Grassroots and leave

BoJo’s announcement wasn’t a tidy affair, not much involving the former London Mayor is, but it felt like a kind of campaign ‘kick-off’ for the Brexit movement. Which perhaps added to the general sense of confusion around the campaign’s communications, typified by the fall out of which Brexit campaign got dubbed to be ‘official’.

‘Vote Leave’, the Johnson and Michael Gove backed campaign, was given the honour, beating Nigel Farage and Peter Bone’s ‘Grassroots Out’. It was a narrow margin of 45 to 49 on the Electoral Commission’s criteria, itself indicative of the lack of a through line communications strategy on part of the Brexiters.

What is particularly odd is the fact that the EC stated greater public backing as the key differentiator. How could Farage, who it must be said has been the most vocal anti-EU proponent over the last few years, end up backing the losing horse?

Complacent, or just unexciting?

Which isn’t to say that the ‘leave’ camp has been alone in making mistakes through the course of this campaign. For transparency, I should say that I am firmly pro-remain. But I have remained firmly uninspired by my side’s campaigning.

Perhaps it’s just that the old ‘it’s the economy, stupid’ message is difficult to communicate in a non-patronising way. Perhaps it’s simply because the sensible option is always going to sound less exciting.

Which leads me to the question I keep asking myself – where is the fun in this referendum?

Black and white ‘facts’

There should be plenty of scope in the topic for humour. Why hasn’t anyone taken the sting out of the tail of the debate with a bit of whimsy? And not of the ‘Accidental Partridge’ kind Farage’s flotilla delivered. Satire is a powerful political weapon, and both sides of this referendum are ripe for sending up.

From social media, think of the political memes we’ve had in recent years; David Cameron in airbrushed for change, BoJo on a zip wire photoshop wars, “I agree with Nick”, Milifandom. This referendum has had none of that, and in its place has been monotonous furrow browed debate.

Very arguably, the complexity of the issues at stake here is deserving of seriousness.
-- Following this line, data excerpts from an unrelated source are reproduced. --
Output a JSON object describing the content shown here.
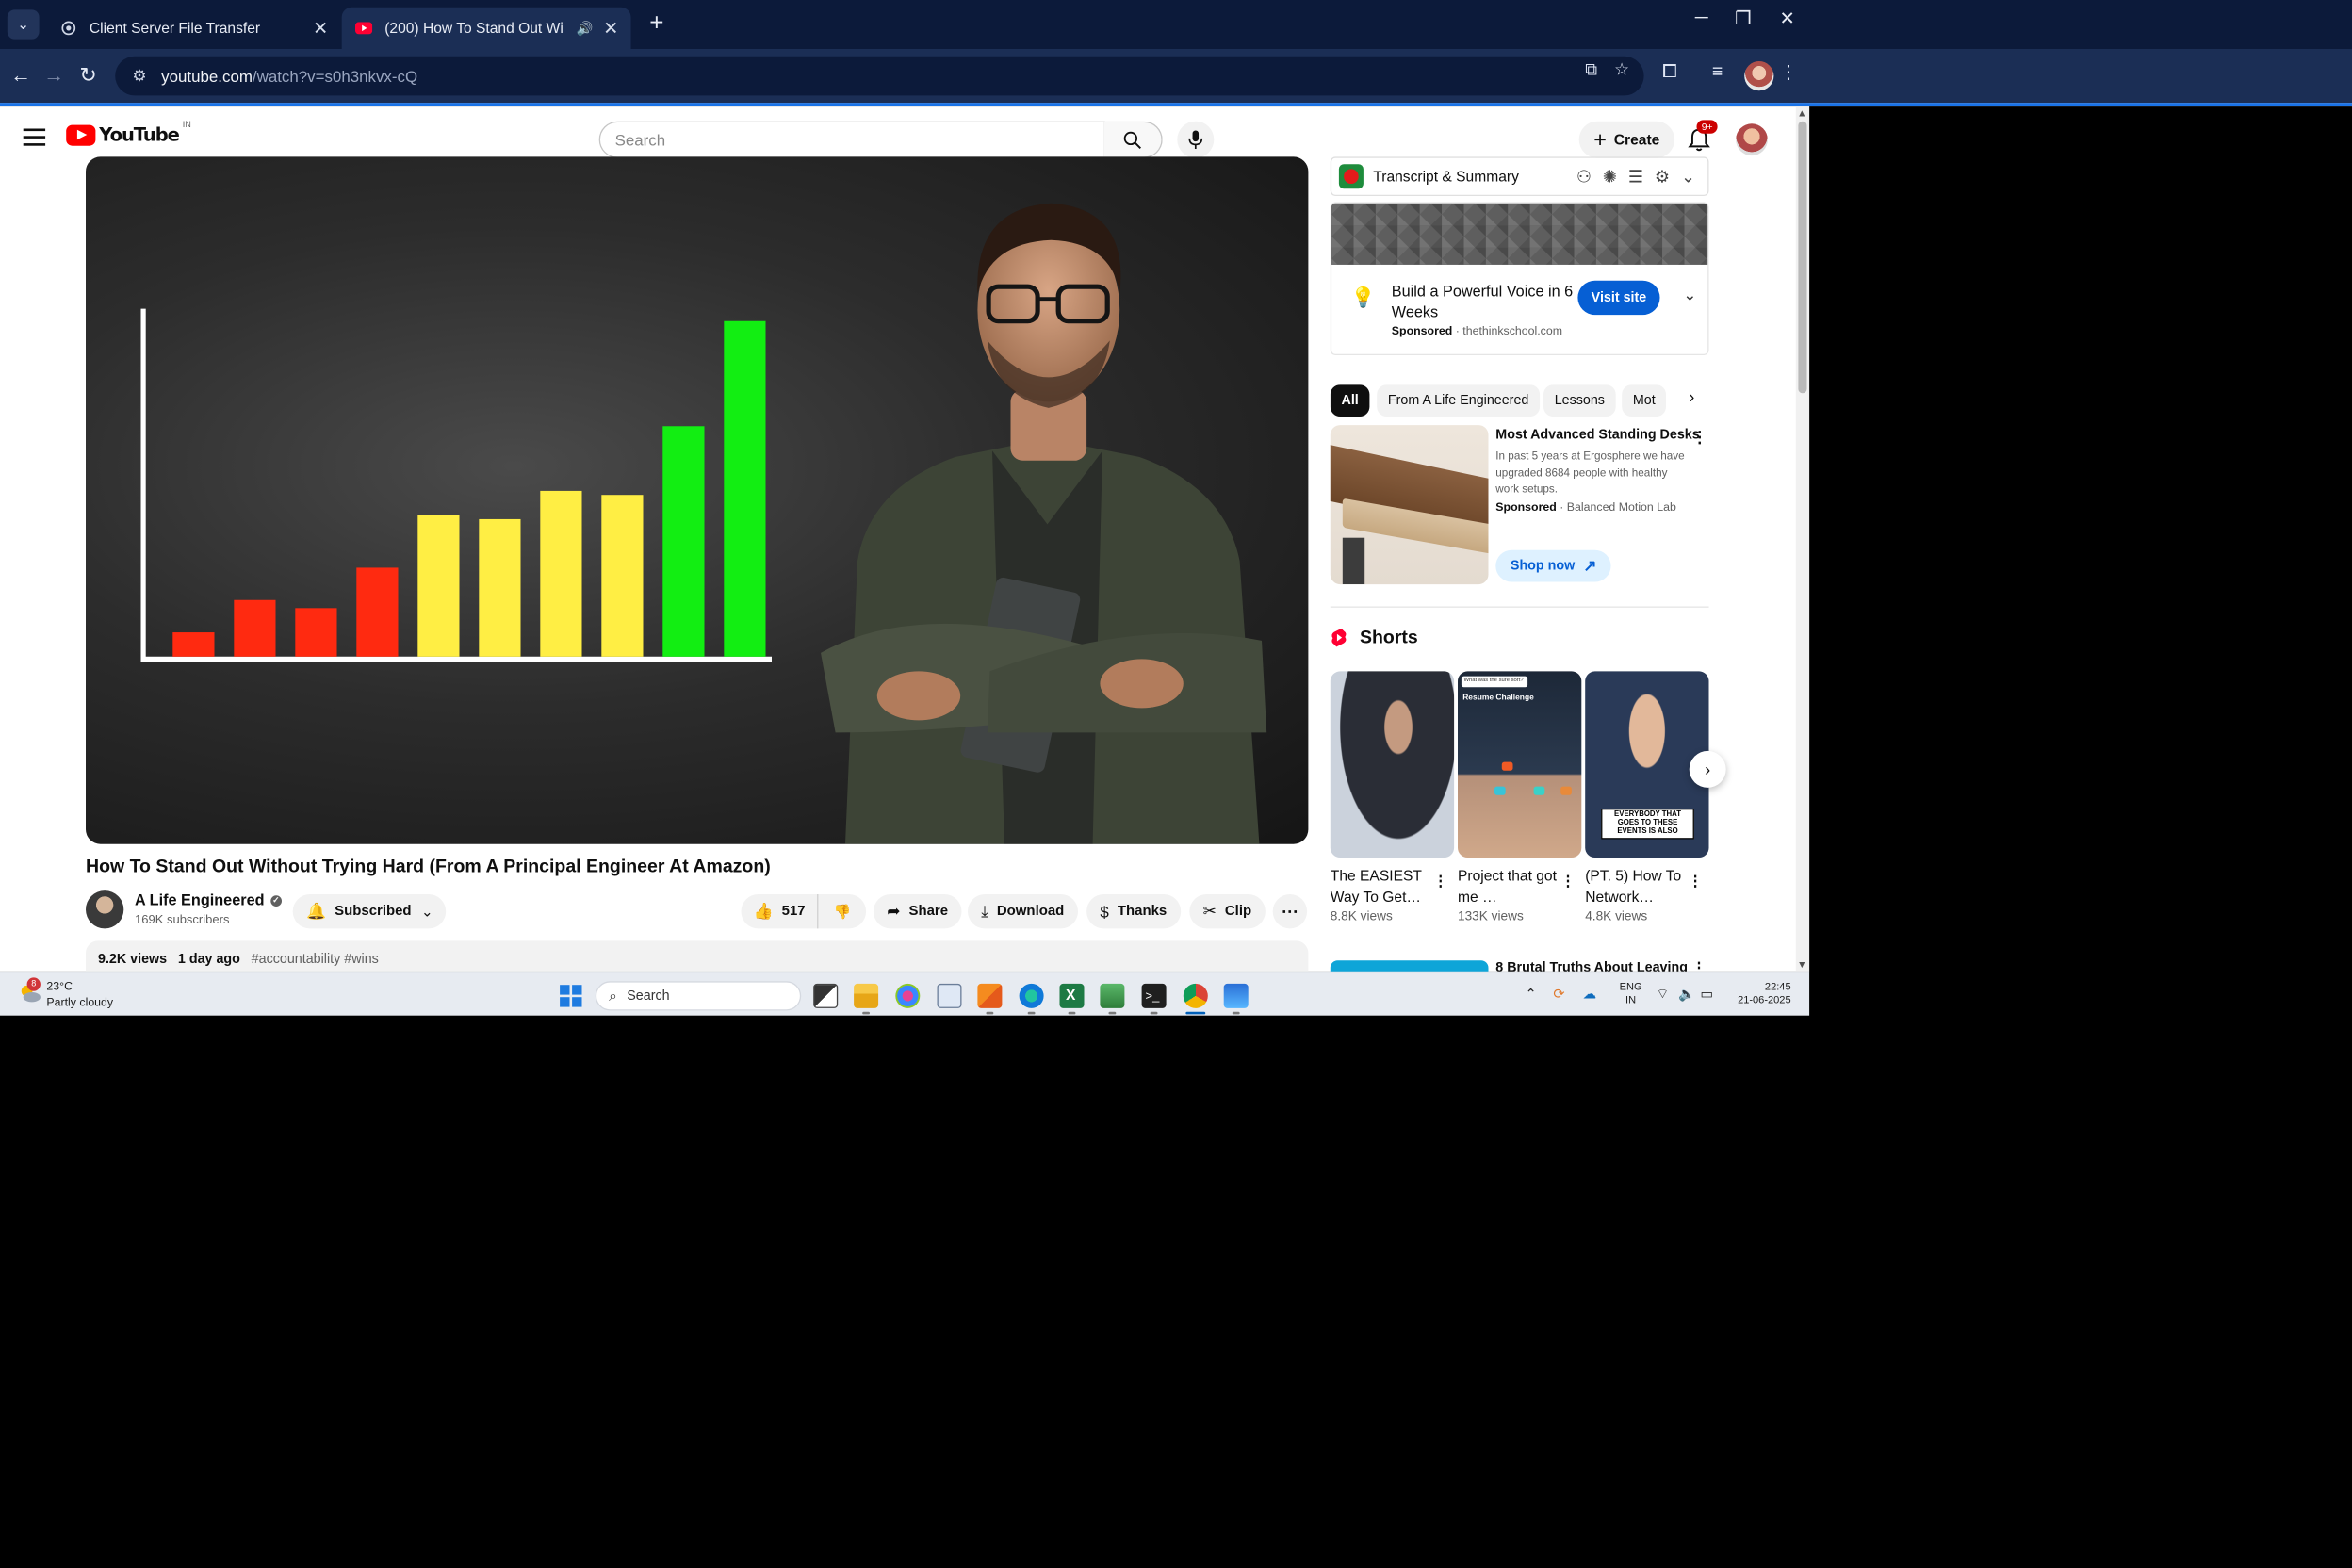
{
  "browser": {
    "tabs": [
      {
        "title": "Client Server File Transfer",
        "favicon": "globe-icon"
      },
      {
        "title": "(200) How To Stand Out Wi",
        "favicon": "youtube-icon",
        "audio": "speaker-icon",
        "active": true
      }
    ],
    "new_tab": "+",
    "url_host": "youtube.com",
    "url_path": "/watch?v=s0h3nkvx-cQ",
    "window_controls": [
      "─",
      "❐",
      "✕"
    ]
  },
  "masthead": {
    "logo_text": "YouTube",
    "country_code": "IN",
    "search_placeholder": "Search",
    "create_label": "Create",
    "notification_badge": "9+"
  },
  "video": {
    "title": "How To Stand Out Without Trying Hard (From A Principal Engineer At Amazon)",
    "channel_name": "A Life Engineered",
    "subscribers": "169K subscribers",
    "subscribed_label": "Subscribed",
    "likes": "517",
    "share_label": "Share",
    "download_label": "Download",
    "thanks_label": "Thanks",
    "clip_label": "Clip",
    "more_label": "⋯",
    "views": "9.2K views",
    "age": "1 day ago",
    "hashtags": "#accountability #wins",
    "thumbnail_chart": {
      "values": [
        0.06,
        0.14,
        0.12,
        0.22,
        0.35,
        0.34,
        0.41,
        0.4,
        0.57,
        0.83
      ],
      "colors": [
        "#ff2a10",
        "#ff2a10",
        "#ff2a10",
        "#ff2a10",
        "#ffee44",
        "#ffee44",
        "#ffee44",
        "#ffee44",
        "#12ee12",
        "#12ee12"
      ]
    }
  },
  "extension": {
    "title": "Transcript & Summary"
  },
  "ad": {
    "title": "Build a Powerful Voice in 6 Weeks",
    "sponsored": "Sponsored",
    "domain": "thethinkschool.com",
    "cta": "Visit site"
  },
  "chips": [
    "All",
    "From A Life Engineered",
    "Lessons",
    "Mot"
  ],
  "ad2": {
    "title": "Most Advanced Standing Desks",
    "text": "In past 5 years at Ergosphere we have upgraded 8684 people with healthy work setups.",
    "sponsored": "Sponsored",
    "advertiser": "Balanced Motion Lab",
    "cta": "Shop now"
  },
  "shorts": {
    "heading": "Shorts",
    "items": [
      {
        "title": "The EASIEST Way To Get…",
        "views": "8.8K views"
      },
      {
        "title": "Project that got me …",
        "views": "133K views",
        "overlay_card": "What was the sure sort?",
        "overlay_heading": "Resume Challenge"
      },
      {
        "title": "(PT. 5) How To Network…",
        "views": "4.8K views",
        "caption": "EVERYBODY THAT GOES TO THESE EVENTS IS ALSO"
      }
    ]
  },
  "next_video": {
    "title": "8 Brutal Truths About Leaving"
  },
  "taskbar": {
    "temperature": "23°C",
    "weather": "Partly cloudy",
    "weather_badge": "8",
    "search_label": "Search",
    "lang_1": "ENG",
    "lang_2": "IN",
    "time": "22:45",
    "date": "21-06-2025"
  }
}
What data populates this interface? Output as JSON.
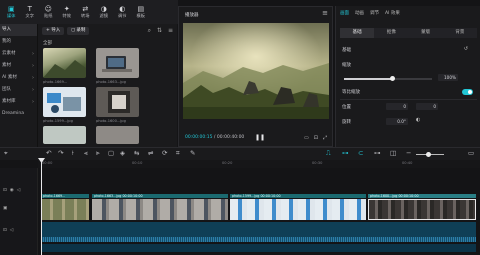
{
  "toolbar": {
    "items": [
      {
        "label": "媒体",
        "icon": "media-icon"
      },
      {
        "label": "文字",
        "icon": "text-icon"
      },
      {
        "label": "贴纸",
        "icon": "sticker-icon"
      },
      {
        "label": "特效",
        "icon": "effects-icon"
      },
      {
        "label": "转场",
        "icon": "transition-icon"
      },
      {
        "label": "滤镜",
        "icon": "filter-icon"
      },
      {
        "label": "调节",
        "icon": "adjust-icon"
      },
      {
        "label": "模板",
        "icon": "template-icon"
      }
    ]
  },
  "leftnav": {
    "items": [
      {
        "label": "导入",
        "selected": true
      },
      {
        "label": "我的",
        "selected": false
      },
      {
        "label": "云素材",
        "selected": false
      },
      {
        "label": "素材",
        "selected": false
      },
      {
        "label": "AI 素材",
        "selected": false
      },
      {
        "label": "团队",
        "selected": false
      },
      {
        "label": "素材库",
        "selected": false
      },
      {
        "label": "Dreamina",
        "selected": false
      }
    ]
  },
  "media": {
    "import_label": "导入",
    "record_label": "录制",
    "section_label": "全部",
    "thumbs": [
      {
        "name": "photo-1669..."
      },
      {
        "name": "photo-1663...jpg"
      },
      {
        "name": "photo-1599...jpg"
      },
      {
        "name": "photo-1600...jpg"
      }
    ]
  },
  "player": {
    "title": "播放器",
    "current_time": "00:00:00:15",
    "total_time": "00:00:40:00"
  },
  "props": {
    "tabs": [
      "画面",
      "动画",
      "调节",
      "AI 效果"
    ],
    "subtabs": [
      "基础",
      "抠像",
      "蒙版",
      "背景"
    ],
    "section_title": "基础",
    "scale_label": "缩放",
    "scale_value": "100%",
    "scale_level": 1.0,
    "uniform_label": "等比缩放",
    "position_label": "位置",
    "position_x": "0",
    "position_y": "0",
    "rotate_label": "旋转",
    "rotate_value": "0.0°",
    "accent": "#22c7d6"
  },
  "ruler": {
    "ticks": [
      "00:00",
      "00:10",
      "00:20",
      "00:30",
      "00:40"
    ]
  },
  "timeline": {
    "clips": [
      {
        "label": "photo-1669..."
      },
      {
        "label": "photo-1663...jpg  00:00:10:00"
      },
      {
        "label": "photo-1599...jpg  00:00:10:00"
      },
      {
        "label": "photo-1600...jpg  00:00:10:00"
      }
    ]
  }
}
But it is a complex debate with many perspectives – it’s shades of grey, while the media’s treatment has been black and white. The national news organisations picked their predictable sides, and have done nothing but throw (supposed) evidence based arguments at their opponents, leaving many an average reader with a likely very blinkered view.

Then there is evidence that is getting thrown out of the window, with the UK Statistics Authority repeatedly decrying the leave campaign’s central ‘£350 million a week’ message. Even the facts can’t be communicated properly in this campaign.

Nothing to engage young voters

My main concern is that the outcome of this referendum could have serious consequences, and that none of the tactics deployed by either side seem to have engaged at a wider level. With the outcome likely to have such a longstanding impact, the younger voter you are, the are more impact this referendum will have on you.

And what are the campaigns doing to engage younger voters? Well this is where the impartial Electoral Commission really takes the biscuit, in attempting to inject the humour so lacking in the opposing sides’ messaging. Its ‘#BoatyMcBoatface’ campaign was not only patronising (do young people need the election turned into a joke, or do they need the issues relevant to them communicated properly?) and desperate seeming, it’s literally a real life version of a Private Eye spoof.

As I’ve mentioned, this is a complex debate, and given we rarely get perfectly delivered communications campaigns from our political leaders when they’re on designated political teams, it’s hardly surprising that it’s a bit of a mess when they are working in hurried cross-party alliances. But the complexity is exactly the reason why that’s worrying – young voters have not been engaged, the electorate at large has been stood in the middle of a slinging match of muddied truths, unable to decipher fact from fiction.

Clear marketing communications have an important function, particularly in the political sphere where the outcome is of such gravity. Where intelligent communications strategies should have been cutting through the noise, we’ve had negative campaigning – embittered, repetitive shouting to get heard. I can’t help but feel that both sides of the Brexit camp have failed their voters in this referendum.